Part Two
Chapter 13
PRELUDE
M onwyrt stood away from the bole and kept his eyes on the oxagrete until it disappeared into the distant forest. This was mysterious. Oxagretes had seen him and let him alone many times in the past, but never from such short range; he had always managed to be downwind, uphill, or hidden, and usually all three.
He could not help but remember Haegtesse's questions, and the thought troubled him. And now, seemingly, and most disturbing of all, the oxagrete was talking to him as it walked away!
Monwyrt felt a sudden urge to call out to the beast, "Wait, come back!" - one of those momentary impulses one instantly decides against - but the oxagrete was already too far off to have heard him anyway.

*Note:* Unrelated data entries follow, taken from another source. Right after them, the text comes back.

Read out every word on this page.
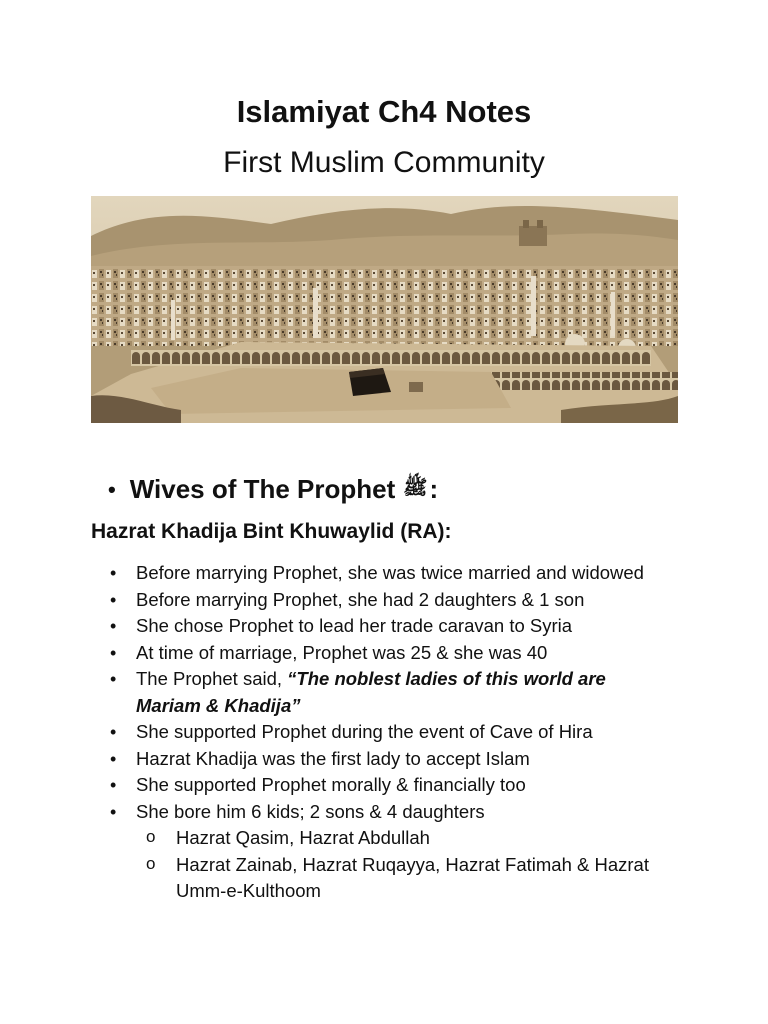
Islamiyat Ch4 Notes
First Muslim Community
• Wives of The Prophet ﷺ :
Hazrat Khadija Bint Khuwaylid (RA):
• Before marrying Prophet, she was twice married and widowed
• Before marrying Prophet, she had 2 daughters & 1 son
• She chose Prophet to lead her trade caravan to Syria
• At time of marriage, Prophet was 25 & she was 40
• The Prophet said, “The noblest ladies of this world are Mariam & Khadija”
• She supported Prophet during the event of Cave of Hira
• Hazrat Khadija was the first lady to accept Islam
• She supported Prophet morally & financially too
• She bore him 6 kids; 2 sons & 4 daughters
o Hazrat Qasim, Hazrat Abdullah
o Hazrat Zainab, Hazrat Ruqayya, Hazrat Fatimah & Hazrat Umm-e-Kulthoom
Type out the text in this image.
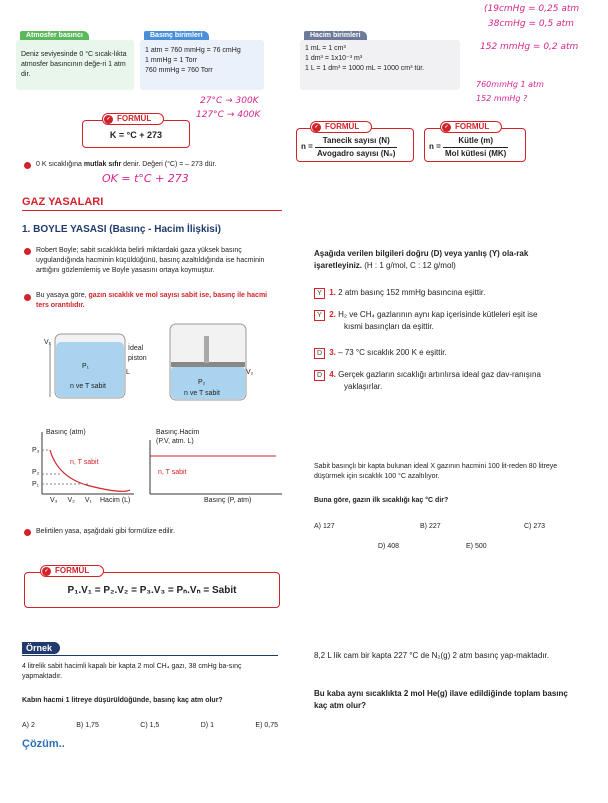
Atmosfer basıncı
Deniz seviyesinde 0 °C sıcak-lıkta atmosfer basıncının değe-ri 1 atm dir.
Basınç birimleri
1 atm = 760 mmHg = 76 cmHg
1 mmHg = 1 Torr
760 mmHg = 760 Torr
Hacim birimleri
1 mL = 1 cm³
1 dm³ = 1x10⁻³ m³
1 L = 1 dm³ = 1000 mL = 1000 cm³ tür.
K = °C + 273
✓ FORMÜL
$n = \frac{\text{Tanecik sayısı (N)}}{\text{Avogadro sayısı (N₀)}}$
✓ FORMÜL
$n = \frac{\text{Kütle (m)}}{\text{Mol kütlesi (MK)}}$
✓ FORMÜL
0 K sıcaklığına mutlak sıfır denir. Değeri (°C) = – 273 dür.
GAZ YASALARI
1. BOYLE YASASI (Basınç - Hacim İlişkisi)
Robert Boyle; sabit sıcaklıkta belirli miktardaki gaza yüksek basınç uygulandığında hacminin küçüldüğünü, basınç azaltıldığında ise hacminin arttığını gözlemlemiş ve Boyle yasasını ortaya koymuştur.
Bu yasaya göre, gazın sıcaklık ve mol sayısı sabit ise, basınç ile hacmi ters orantılıdır.
V₁
P₁
n ve T sabit
İdeal piston
L	V₂
P₂
n ve T sabit
Basınç (atm)
n, T sabit
P₃
P₂
P₁
V₃ V₂ V₁ Hacim (L)
Basınç.Hacim
(P.V, atm. L)
n, T sabit
Basınç (P, atm)
Belirtilen yasa, aşağıdaki gibi formülize edilir.
P₁.V₁ = P₂.V₂ = P₃.V₃ = Pₙ.Vₙ = Sabit
✓ FORMÜL
Örnek
4 litrelik sabit hacimli kapalı bir kapta 2 mol CH₄ gazı, 38 cmHg ba-sınç yapmaktadır.
Kabın hacmi 1 litreye düşürüldüğünde, basınç kaç atm olur?
A) 2	B) 1,75	C) 1,5	D) 1	E) 0,75
Çözüm..
Aşağıda verilen bilgileri doğru (D) veya yanlış (Y) ola-rak işaretleyiniz. (H : 1 g/mol, C : 12 g/mol)
Y 1. 2 atm basınç 152 mmHg basıncına eşittir.
Y 2. H₂ ve CH₄ gazlarının aynı kap içerisinde kütleleri eşit ise kısmi basınçları da eşittir.
D 3. – 73 °C sıcaklık 200 K e eşittir.
D 4. Gerçek gazların sıcaklığı artırılırsa ideal gaz dav-ranışına yaklaşırlar.
Sabit basınçlı bir kapta bulunan ideal X gazının hacmini 100 lit-reden 80 litreye düşürmek için sıcaklık 100 °C azaltılıyor.
Buna göre, gazın ilk sıcaklığı kaç °C dir?
A) 127	B) 227	C) 273
D) 408	E) 500
8,2 L lik cam bir kapta 227 °C de N₂(g) 2 atm basınç yap-maktadır.
Bu kaba aynı sıcaklıkta 2 mol He(g) ilave edildiğinde toplam basınç kaç atm olur?
(19cmHg = 0,25 atm
38cmHg = 0,5 atm
152 mmHg = 0,2 atm
760mmHg 1 atm
152 mmHg ?
27°C → 300K
127°C → 400K
OK = t°C + 273
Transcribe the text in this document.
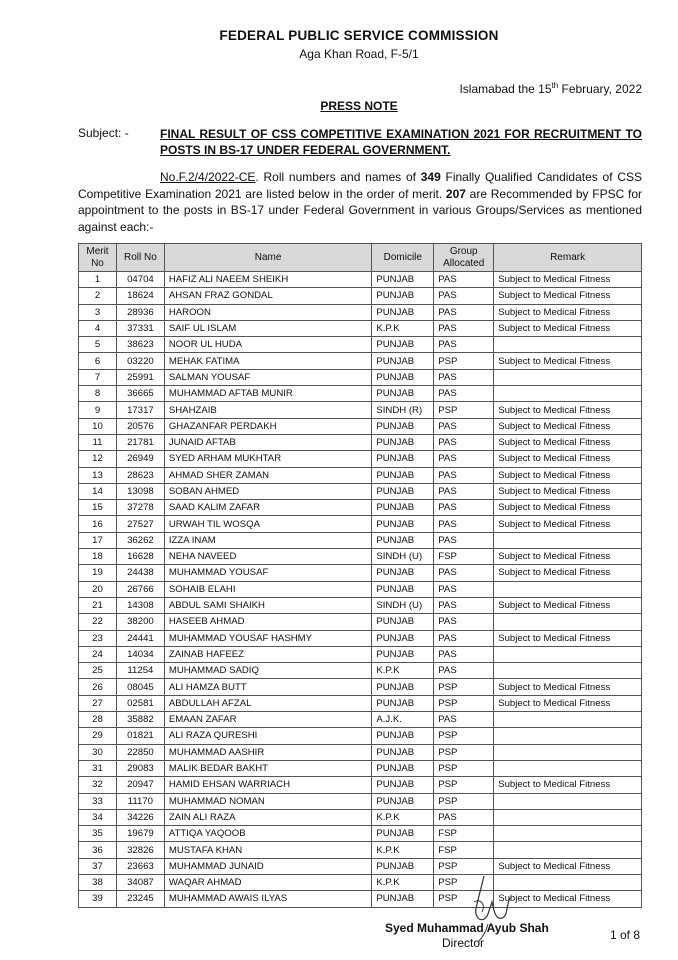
FEDERAL PUBLIC SERVICE COMMISSION
Aga Khan Road, F-5/1
Islamabad the 15th February, 2022
PRESS NOTE
Subject: -	FINAL RESULT OF CSS COMPETITIVE EXAMINATION 2021 FOR RECRUITMENT TO POSTS IN BS-17 UNDER FEDERAL GOVERNMENT.
No.F.2/4/2022-CE. Roll numbers and names of 349 Finally Qualified Candidates of CSS Competitive Examination 2021 are listed below in the order of merit. 207 are Recommended by FPSC for appointment to the posts in BS-17 under Federal Government in various Groups/Services as mentioned against each:-
Merit No	Roll No	Name	Domicile	Group Allocated	Remark
1	04704	HAFIZ ALI NAEEM SHEIKH	PUNJAB	PAS	Subject to Medical Fitness
2	18624	AHSAN FRAZ GONDAL	PUNJAB	PAS	Subject to Medical Fitness
3	28936	HAROON	PUNJAB	PAS	Subject to Medical Fitness
4	37331	SAIF UL ISLAM	K.P.K	PAS	Subject to Medical Fitness
5	38623	NOOR UL HUDA	PUNJAB	PAS	
6	03220	MEHAK FATIMA	PUNJAB	PSP	Subject to Medical Fitness
7	25991	SALMAN YOUSAF	PUNJAB	PAS	
8	36665	MUHAMMAD AFTAB MUNIR	PUNJAB	PAS	
9	17317	SHAHZAIB	SINDH (R)	PSP	Subject to Medical Fitness
10	20576	GHAZANFAR PERDAKH	PUNJAB	PAS	Subject to Medical Fitness
11	21781	JUNAID AFTAB	PUNJAB	PAS	Subject to Medical Fitness
12	26949	SYED ARHAM MUKHTAR	PUNJAB	PAS	Subject to Medical Fitness
13	28623	AHMAD SHER ZAMAN	PUNJAB	PAS	Subject to Medical Fitness
14	13098	SOBAN AHMED	PUNJAB	PAS	Subject to Medical Fitness
15	37278	SAAD KALIM ZAFAR	PUNJAB	PAS	Subject to Medical Fitness
16	27527	URWAH TIL WOSQA	PUNJAB	PAS	Subject to Medical Fitness
17	36262	IZZA INAM	PUNJAB	PAS	
18	16628	NEHA NAVEED	SINDH (U)	FSP	Subject to Medical Fitness
19	24438	MUHAMMAD YOUSAF	PUNJAB	PAS	Subject to Medical Fitness
20	26766	SOHAIB ELAHI	PUNJAB	PAS	
21	14308	ABDUL SAMI SHAIKH	SINDH (U)	PAS	Subject to Medical Fitness
22	38200	HASEEB AHMAD	PUNJAB	PAS	
23	24441	MUHAMMAD YOUSAF HASHMY	PUNJAB	PAS	Subject to Medical Fitness
24	14034	ZAINAB HAFEEZ	PUNJAB	PAS	
25	11254	MUHAMMAD SADIQ	K.P.K	PAS	
26	08045	ALI HAMZA BUTT	PUNJAB	PSP	Subject to Medical Fitness
27	02581	ABDULLAH AFZAL	PUNJAB	PSP	Subject to Medical Fitness
28	35882	EMAAN ZAFAR	A.J.K.	PAS	
29	01821	ALI RAZA QURESHI	PUNJAB	PSP	
30	22850	MUHAMMAD AASHIR	PUNJAB	PSP	
31	29083	MALIK BEDAR BAKHT	PUNJAB	PSP	
32	20947	HAMID EHSAN WARRIACH	PUNJAB	PSP	Subject to Medical Fitness
33	11170	MUHAMMAD NOMAN	PUNJAB	PSP	
34	34226	ZAIN ALI RAZA	K.P.K	PAS	
35	19679	ATTIQA YAQOOB	PUNJAB	FSP	
36	32826	MUSTAFA KHAN	K.P.K	FSP	
37	23663	MUHAMMAD JUNAID	PUNJAB	PSP	Subject to Medical Fitness
38	34087	WAQAR AHMAD	K.P.K	PSP	
39	23245	MUHAMMAD AWAIS ILYAS	PUNJAB	PSP	Subject to Medical Fitness
Syed Muhammad Ayub Shah
Director
1 of 8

Could he really talk to oxagretes some way? Even now the thought seemed preposterous. In a sudden fit of zeal he rashly decided to chase the monster down in an effort to find out once and for all, not stopping to consider the probable outcome if it turned out that he could not communicate with it. He picked up his knife out of habit, and took off on a trot.
"Wait, come back!"
Where did that come from? Monwyrt wheeled in his tracks and looked around. There beside his campfire sat his little acquaintance the grunddwellan, looking back at him.

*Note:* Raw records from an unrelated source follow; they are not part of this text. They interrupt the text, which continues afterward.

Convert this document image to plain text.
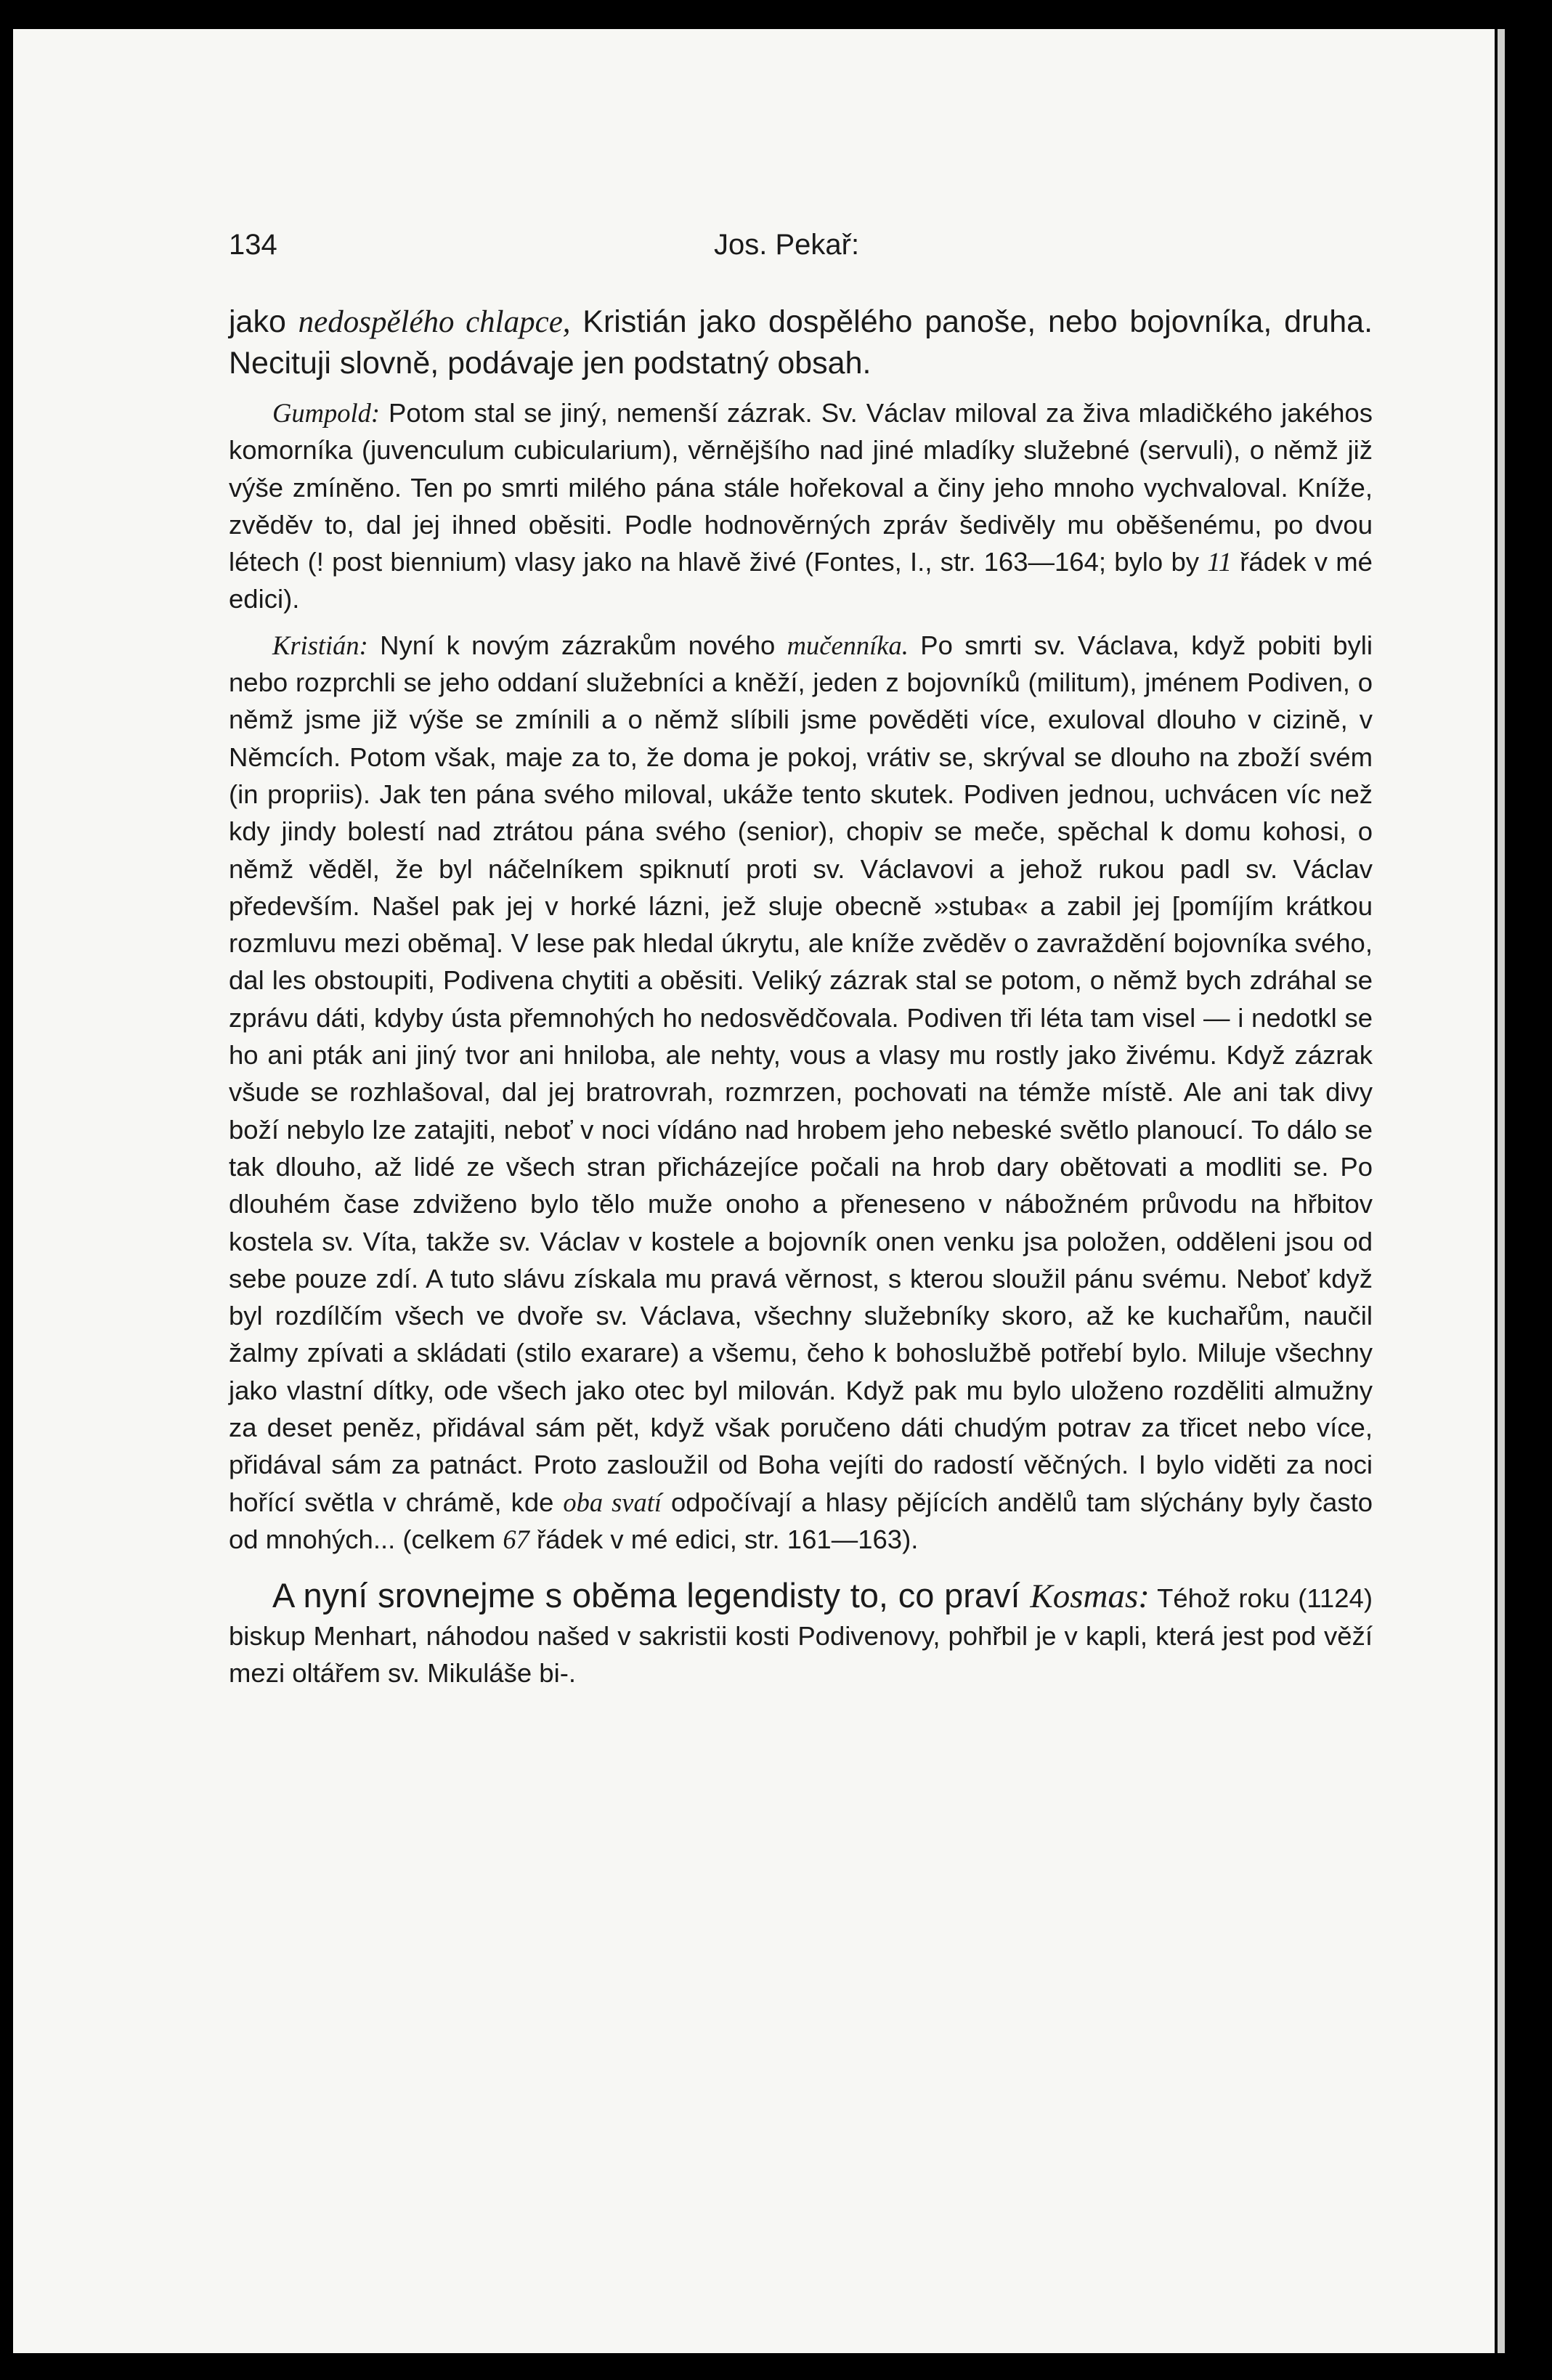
134	Jos. Pekař:

jako nedospělého chlapce, Kristián jako dospělého panoše, nebo bojovníka, druha. Necituji slovně, podávaje jen podstatný obsah.

Gumpold: Potom stal se jiný, nemenší zázrak. Sv. Václav miloval za živa mladičkého jakéhos komorníka (juvenculum cubicularium), věrnějšího nad jiné mladíky služebné (servuli), o němž již výše zmíněno. Ten po smrti milého pána stále hořekoval a činy jeho mnoho vychvaloval. Kníže, zvěděv to, dal jej ihned oběsiti. Podle hodnověrných zpráv šedivěly mu oběšenému, po dvou létech (! post biennium) vlasy jako na hlavě živé (Fontes, I., str. 163—164; bylo by 11 řádek v mé edici).

Kristián: Nyní k novým zázrakům nového mučenníka. Po smrti sv. Václava, když pobiti byli nebo rozprchli se jeho oddaní služebníci a kněží, jeden z bojovníků (militum), jménem Podiven, o němž jsme již výše se zmínili a o němž slíbili jsme pověděti více, exuloval dlouho v cizině, v Němcích. Potom však, maje za to, že doma je pokoj, vrátiv se, skrýval se dlouho na zboží svém (in propriis). Jak ten pána svého miloval, ukáže tento skutek. Podiven jednou, uchvácen víc než kdy jindy bolestí nad ztrátou pána svého (senior), chopiv se meče, spěchal k domu kohosi, o němž věděl, že byl náčelníkem spiknutí proti sv. Václavovi a jehož rukou padl sv. Václav především. Našel pak jej v horké lázni, jež sluje obecně »stuba« a zabil jej [pomíjím krátkou rozmluvu mezi oběma]. V lese pak hledal úkrytu, ale kníže zvěděv o zavraždění bojovníka svého, dal les obstoupiti, Podivena chytiti a oběsiti. Veliký zázrak stal se potom, o němž bych zdráhal se zprávu dáti, kdyby ústa přemnohých ho nedosvědčovala. Podiven tři léta tam visel — i nedotkl se ho ani pták ani jiný tvor ani hniloba, ale nehty, vous a vlasy mu rostly jako živému. Když zázrak všude se rozhlašoval, dal jej bratrovrah, rozmrzen, pochovati na témže místě. Ale ani tak divy boží nebylo lze zatajiti, neboť v noci vídáno nad hrobem jeho nebeské světlo planoucí. To dálo se tak dlouho, až lidé ze všech stran přicházejíce počali na hrob dary obětovati a modliti se. Po dlouhém čase zdviženo bylo tělo muže onoho a přeneseno v nábožném průvodu na hřbitov kostela sv. Víta, takže sv. Václav v kostele a bojovník onen venku jsa položen, odděleni jsou od sebe pouze zdí. A tuto slávu získala mu pravá věrnost, s kterou sloužil pánu svému. Neboť když byl rozdílčím všech ve dvoře sv. Václava, všechny služebníky skoro, až ke kuchařům, naučil žalmy zpívati a skládati (stilo exarare) a všemu, čeho k bohoslužbě potřebí bylo. Miluje všechny jako vlastní dítky, ode všech jako otec byl milován. Když pak mu bylo uloženo rozděliti almužny za deset peněz, přidával sám pět, když však poručeno dáti chudým potrav za třicet nebo více, přidával sám za patnáct. Proto zasloužil od Boha vejíti do radostí věčných. I bylo viděti za noci hořící světla v chrámě, kde oba svatí odpočívají a hlasy pějících andělů tam slýchány byly často od mnohých... (celkem 67 řádek v mé edici, str. 161—163).

A nyní srovnejme s oběma legendisty to, co praví Kosmas: Téhož roku (1124) biskup Menhart, náhodou našed v sakristii kosti Podivenovy, pohřbil je v kapli, která jest pod věží mezi oltářem sv. Mikuláše bi-.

He felt another disquieting inspiration: perhaps he had been too long in the Haunted Lands. Maybe the spell, whatever it was, worked slowly, and he was only now growing gemaed, and it was too late. Here he stood, he said to himself, seriously considering the possibility of talking with a grunddwellan. Well, that voice had to come from somewhere, after all... he walked back to the creature and kneeled to look at it more closely.

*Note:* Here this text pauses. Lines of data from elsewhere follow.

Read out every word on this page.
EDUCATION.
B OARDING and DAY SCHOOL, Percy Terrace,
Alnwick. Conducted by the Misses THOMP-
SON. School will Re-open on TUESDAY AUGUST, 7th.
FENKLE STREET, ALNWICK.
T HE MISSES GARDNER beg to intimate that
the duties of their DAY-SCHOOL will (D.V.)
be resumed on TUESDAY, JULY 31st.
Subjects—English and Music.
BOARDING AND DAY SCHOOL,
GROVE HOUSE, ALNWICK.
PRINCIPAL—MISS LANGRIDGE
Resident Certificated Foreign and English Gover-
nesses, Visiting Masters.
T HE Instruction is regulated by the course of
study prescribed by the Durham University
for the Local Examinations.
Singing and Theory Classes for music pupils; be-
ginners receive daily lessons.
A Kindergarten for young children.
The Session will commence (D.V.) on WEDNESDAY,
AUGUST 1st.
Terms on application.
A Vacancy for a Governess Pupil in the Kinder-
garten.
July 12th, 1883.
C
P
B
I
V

They exchanged stares for a few moments, Monwyrt silent with incredulous expectation, the little fellow placidly awaiting a chunk of weodthuf or a berry. The grunddwellan suddenly looked up over Monwyrt's shoulder, and the Traeppedelfere whirled around, expecting in an awful premonition to see the oxagrete returned. But instead, there stood a figure he had never seen before, and he instinctively reached down for his knife.
"Not again!" the stranger sighed, and raised a hand. Monwyrt seemed to understand, though, and resheathed his blade before he had drawn it all the way out. But that was all he understood, and a confused fog settled between his ears. He sat down heavily, resignedly, and looked up.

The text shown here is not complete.